Partant de l'hypothèse (vérifiée, renforcée et re-renforcée par la littérature scientifique) qu'il existe des facteurs qui impactent positivement ou négativement les effets bénéfiques d'une formation, il est possible d'identifier ces variables, d'en dresser la "cartographie" au sein de l'entreprise pour mettre en place des actions correctrices qui permettent d'améliorer les éléments négatifs et de renforcer les leviers positifs.

Extrait de : Peters Stéphanie, Liégeois Arnaud, & Faulx Daniel (2010). Evaluer et renforcer l'efficacité des formations professionnelles. Communication présentées au 16ème congrès de l'AIPTLF (Lille, 6-9 juillet)

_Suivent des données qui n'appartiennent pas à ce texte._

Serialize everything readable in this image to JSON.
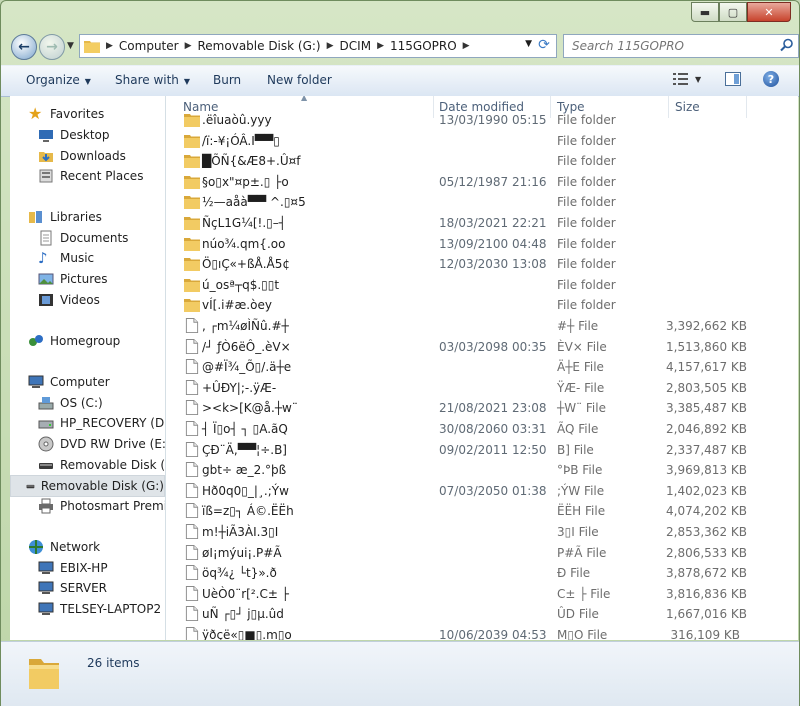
{
  "address": {
    "segments": [
      "Computer",
      "Removable Disk (G:)",
      "DCIM",
      "115GOPRO"
    ]
  },
  "search": {
    "placeholder": "Search 115GOPRO"
  },
  "toolbar": {
    "organize": "Organize",
    "share_with": "Share with",
    "burn": "Burn",
    "new_folder": "New folder"
  },
  "columns": {
    "name": "Name",
    "date": "Date modified",
    "type": "Type",
    "size": "Size"
  },
  "nav": {
    "favorites": "Favorites",
    "desktop": "Desktop",
    "downloads": "Downloads",
    "recent": "Recent Places",
    "libraries": "Libraries",
    "documents": "Documents",
    "music": "Music",
    "pictures": "Pictures",
    "videos": "Videos",
    "homegroup": "Homegroup",
    "computer": "Computer",
    "os": "OS (C:)",
    "recovery": "HP_RECOVERY (D:)",
    "dvd": "DVD RW Drive (E:)",
    "diskf": "Removable Disk (F:)",
    "diskg": "Removable Disk (G:)",
    "photosmart": "Photosmart Premium",
    "network": "Network",
    "ebix": "EBIX-HP",
    "server": "SERVER",
    "telsey": "TELSEY-LAPTOP2"
  },
  "files": [
    {
      "name": ".ëîuaòû.yyy",
      "date": "13/03/1990 05:15",
      "type": "File folder",
      "size": "",
      "kind": "folder"
    },
    {
      "name": "/ï:-¥¡ÓÂ.I▀▀▯",
      "date": "",
      "type": "File folder",
      "size": "",
      "kind": "folder"
    },
    {
      "name": "█ÕÑ{&Æ8+.Û¤f",
      "date": "",
      "type": "File folder",
      "size": "",
      "kind": "folder"
    },
    {
      "name": "§o▯x\"¤p±.▯ ├o",
      "date": "05/12/1987 21:16",
      "type": "File folder",
      "size": "",
      "kind": "folder"
    },
    {
      "name": "½—aåà▀▀ ^.▯¤5",
      "date": "",
      "type": "File folder",
      "size": "",
      "kind": "folder"
    },
    {
      "name": "ÑçL1G¼[!.▯–┤",
      "date": "18/03/2021 22:21",
      "type": "File folder",
      "size": "",
      "kind": "folder"
    },
    {
      "name": "núo¾.qm{.oo",
      "date": "13/09/2100 04:48",
      "type": "File folder",
      "size": "",
      "kind": "folder"
    },
    {
      "name": "Ö▯ıÇ«+ßÅ.Å5¢",
      "date": "12/03/2030 13:08",
      "type": "File folder",
      "size": "",
      "kind": "folder"
    },
    {
      "name": "ú_osª┬q$.▯▯t",
      "date": "",
      "type": "File folder",
      "size": "",
      "kind": "folder"
    },
    {
      "name": "vÍ[.i#æ.òey",
      "date": "",
      "type": "File folder",
      "size": "",
      "kind": "folder"
    },
    {
      "name": ", ┌m¼øÌÑû.#┼",
      "date": "",
      "type": "#┼ File",
      "size": "3,392,662 KB",
      "kind": "file"
    },
    {
      "name": "/┘ ƒÒ6ëÔ_.èV×",
      "date": "03/03/2098 00:35",
      "type": "ÈV× File",
      "size": "1,513,860 KB",
      "kind": "file"
    },
    {
      "name": "@#Ï¾_Õ▯/.ä┼e",
      "date": "",
      "type": "Ä┼E File",
      "size": "4,157,617 KB",
      "kind": "file"
    },
    {
      "name": "+ÛÐY|;-.ÿÆ-",
      "date": "",
      "type": "ŸÆ- File",
      "size": "2,803,505 KB",
      "kind": "file"
    },
    {
      "name": "><k>[K@å.┼w¨",
      "date": "21/08/2021 23:08",
      "type": "┼W¨ File",
      "size": "3,385,487 KB",
      "kind": "file"
    },
    {
      "name": "┤ Ï▯o┤ ┐ ▯A.ãQ",
      "date": "30/08/2060 03:31",
      "type": "ÃQ File",
      "size": "2,046,892 KB",
      "kind": "file"
    },
    {
      "name": "ÇÐ¨Ä,▀▀¦÷.B]",
      "date": "09/02/2011 12:50",
      "type": "B] File",
      "size": "2,337,487 KB",
      "kind": "file"
    },
    {
      "name": "gbt÷ æ_2.°þß",
      "date": "",
      "type": "°ÞB File",
      "size": "3,969,813 KB",
      "kind": "file"
    },
    {
      "name": "Hð0q0▯_|¸.;Ýw",
      "date": "07/03/2050 01:38",
      "type": ";ÝW File",
      "size": "1,402,023 KB",
      "kind": "file"
    },
    {
      "name": "ïß=z▯┐ Á©.ËËh",
      "date": "",
      "type": "ËËH File",
      "size": "4,074,202 KB",
      "kind": "file"
    },
    {
      "name": "m!┼iÃ3ÀI.3▯I",
      "date": "",
      "type": "3▯I File",
      "size": "2,853,362 KB",
      "kind": "file"
    },
    {
      "name": "øI¡mýui¡.P#Ã",
      "date": "",
      "type": "P#Ã File",
      "size": "2,806,533 KB",
      "kind": "file"
    },
    {
      "name": "öq¾¿ └t}».ð",
      "date": "",
      "type": "Ð File",
      "size": "3,878,672 KB",
      "kind": "file"
    },
    {
      "name": "UèÒ0¨r[².C± ├",
      "date": "",
      "type": "C± ├ File",
      "size": "3,816,836 KB",
      "kind": "file"
    },
    {
      "name": "uÑ ┌▯┘ j▯µ.ûd",
      "date": "",
      "type": "ÛD File",
      "size": "1,667,016 KB",
      "kind": "file"
    },
    {
      "name": "ÿðçë«▯■▯.m▯o",
      "date": "10/06/2039 04:53",
      "type": "M▯O File",
      "size": "316,109 KB",
      "kind": "file"
    }
  ],
  "status": {
    "count": "26 items"
  }
}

C'est pourquoi je vous propose de sortir de la prison du ROI, de l'approche par bilan, et de libérer au passage vos managers de ces chaînes pour adopter une approche diagnostique, axée sur l'intervention et l'action.
 
Le modèle de Holton (voir figure ci-dessous) permet de rendre compte des différents facteurs qui entrent en ligne de compte et des niveaux sur lesquels ils ont un impact. Vous constaterez que les différents niveaux du modèle de Kirkpatrick sont repris dans ce modèle avec une particularité : Holton considère les réactions (la satisfaction) comme un élément de contexte qui favorise l'apprentissage mais certainement pas comme un élément de résultat en soi.
 
Extrait de : Peters Stéphanie, Liégeois Arnaud, & Faulx Daniel (2010). Evaluer et renforcer l'efficacité des formations professionnelles. Communication présentées au 16ème congrès de l'AIPTLF (Lille, 6-9 juillet)
 
La démarche consiste alors à questionner l'organisation sur l'état des différents facteurs en effectuant une étude : par questionnaire (p.ex., Holton a développé le  LTSI, Learning Transfert System Inventory, dont la version française a été validée par Xavier Dumay, UCL), via des focus groups, via entretiens/interviews structurées, etc. en fonction de la méthodologie qui colle le mieux à la réalité de votre organisation et de vos moyens. Chaque facteur présenté dans le modèle est évidemment décrit de façon précise et décomposables en sous-facteurs pour mieux cerner leur contenu. Il est possible de trouver davantage de détails sur le modèle général en faisant quelques recherches sur internet.
 
Pour ma part, j'ai saisi l'opportunité de collaborer en win-win avec Stéphanie Péters, chercheuse d'un service universitaire de l'ULg, pour réaliser cette analyse de façon indépendante. Cela nous a permis d'obtenir des résultats très intéressants pour diagnostiquer les variables, d'examiner le transfert auto-déclaré par les participants plusieurs semaines après leur formations et de développer un plan d'action pour améliorer la situation, avec une grande certitude (statistique) nos actions auraient un impact positif sur les résultats sans devoir développer d'indicateurs de ROI articifiels ou approximatifs.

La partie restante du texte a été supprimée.